Monday, June 11, 2012

Walking the Zorki

When I want to travel light, but not compromise on quality, the Zorki 2-C always seems a good choice.  The camera has always been ultra-reliable, and the collapsible coated Industar 22 lens delivers excellent sharpness and tonalities.


robert said...

Nice photos. I handled a Zork, 3 or 4 ,can't remember which model. It was definitely a lethal weapon if the need arose. The operation was clumsy for me to get a handle on and the viewfinder was teeny for what I had been used to, Pentax KM and MX. I ended up buying a Canon GIII QL17. I found out that I'm not the rangefinder type.

Mike said...

The small finders do take some getting used to. I think it was about 1960 when manufacturers got around to supplying the large brilliant finders.

I do have a large accessory finder which I can use with the Jupiter 12 35mm lens on my Zorkis, FEDs and Kiev IIa. The big, bright image you get with that finder really does make shooting more pleasant. There is an illustration of it in an earlier posting on the Zorki 2-C, and you can also see it on the FED 1-g page at my vintage cameras web site.

Ger said...

Hi mike,
fantastic shots as always, i particularly like the balloon one, its the kind of quality i hope to one day achieve. As it happens I may have a zorki 4 on the way to me and was wondering if you still had those russian lenses for sale from awhile back?

Mike said...

I do still have those Russian lenses for sale.
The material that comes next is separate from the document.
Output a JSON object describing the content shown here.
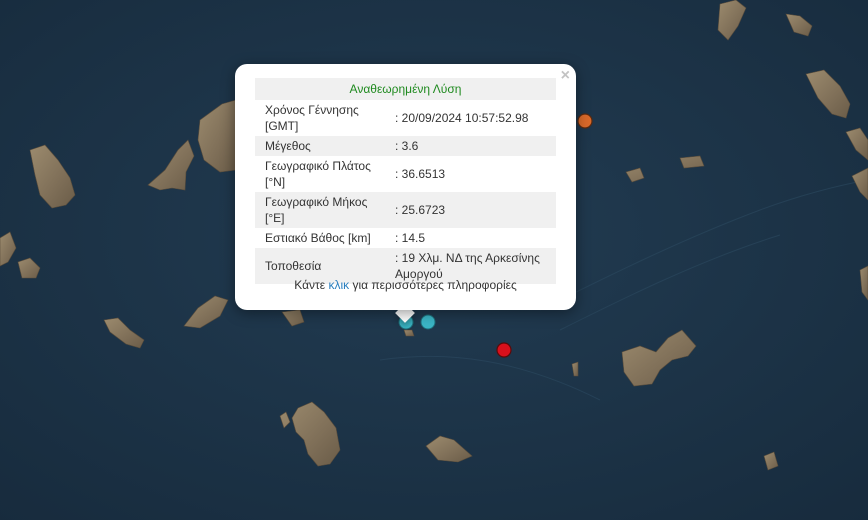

However, they won't work on a Zorki 4 rangefinder camera as they were built for the old slr camreas like the Zenit with a different focal length. The only adapter I have seen available is at which has an M39 to M42 which allows use on a Pentax-mount camera. In fact, I think it would not be practical to make an adapter for M39 rf because there is no protruding lip on the rear of these lenses to activate the rf arm.

Julio F said...

Great series, Mike. Those old Russian optics are much better than generally thought of.